Want To Go Private? is a realistic fiction at its best. The events that take place in the novel can happen to anyone at any time. In a way, this novel is the worst kind of horror story. It isn’t the kind that makes you scream at the protagonist, “Don’t open the door!” Want To Go Private? is a horror story that could become any teen’s life in a matter of seconds. Anytime you talk to someone you don’t know online, you are opening yourself up to danger. Monsters on the internet aren’t chain-saw wielding masked murders. They are quiet, thoughtful, sweet, and look just like you. But, this facade simply masks the terrible thoughts within. Please, don’t be fooled.

Although the message of Want To Go Private? often overshadows the story itself, there are other lessons to be learned within the text. Truly, this isn’t just a novel about internet predators. It is a novel about what teenagers want, fear, and need. It says that no one should have to face the world alone. There are plenty of real people in your life that want to listen to you and help you face your fears. All you have to do is find them. Just, please, don’t find them over the internet.

 

Victoria Testa lives in New York City but is a beach bum at heart. When not writing or reading, she can be found surfing, swimming, and singing!

4 thoughts on “Want To Go Private by Sarah Darer Littman

  1. I’m actually sort of offended by a few lines in this. Being autistic I’ve always had trouble making friends in “real life”, so I turned to so-called “strangers” on the internet for socialization. Many of these strangers have become my best friends, and I’ve met most of them offline as well.

    I’ll admit socializing on the internet can be dangerous at times, but overall I’m disappointed in this review. I’ll reserve judgment on the book until I actually hear more about it than just a general soapbox on the message it proposes, but it’s safe to say I’ll skip this one.

  2. The whole idea of “people aren’t real if you meet them online” makes it hard for young people to comprehend that other people actually exist, even if they can’t physically touch them and that the content of a relationship is the emotions involved, not tactile sensation.

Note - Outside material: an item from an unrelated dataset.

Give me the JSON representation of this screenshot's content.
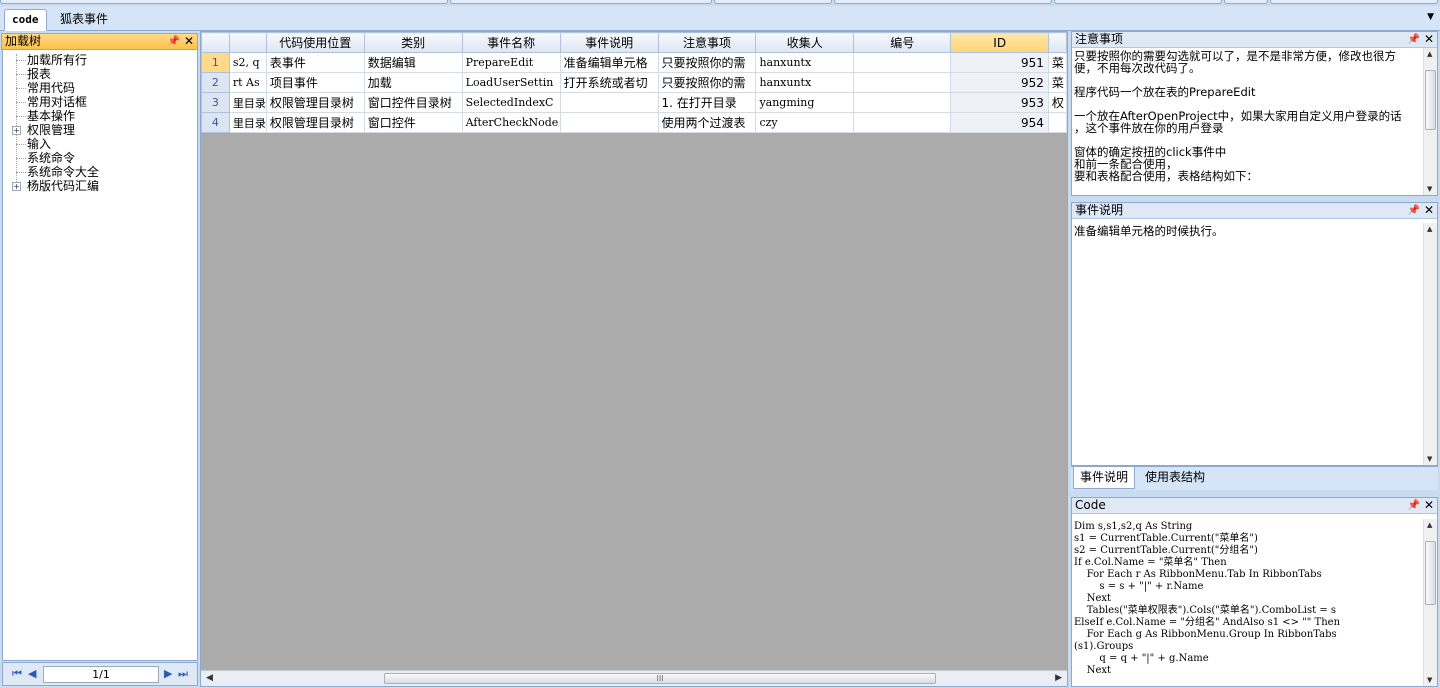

    And it blinds them to the fact that danger exists everywhere, not just online. “I can see you, so I can trust you” gets a lot of teenagers in trouble, but it’s easier to blame the big bad internet than to teach real prudence.

    If you can’t be honest with a teenager and tell them what dangers actually exist and why, then they’ll just find another way to fall victim to all the nasty people in the world. And they’ll develop an inability to understand that the consequences of their online actions are actually real and affect real people. But as they say, the road to Hell is paved with good intentions.

  3. I am in fact only 11-14 years old (not saying my exact age for personal reasons) and I believe I do a pretty good job of preventing predators. I think it’s okay to give out your first name (never last) and possibly pictures if you have known them for 4+ years. Never city, maybe state.

    I don’t believe that just because you can’t see the person, doesn’t mean they’re dangerous. A person you can see could be just as dangerous. You should just be very, very careful.

  4. I have to agree with the other comments on this page; you can meet people in “real life” who are just as dangerous, or more so, than those who you meet online. Yes, it’s becoming increasingly common for teenagers to meet dangerous people online, but that doesn’t mean that it’s the only way to meet dangerous people. The people who don’t exercise caution when talking to people who they meet online are usually the same people who don’t exercise caution when talking to people who they meet “in real life.” Let’s not blame the internet for everything, please.

    I’m just going to hope that this is a bad review, filled with generic and vague statements about the morals of the story, but I don’t think that this is a book that I’m particularly interested in.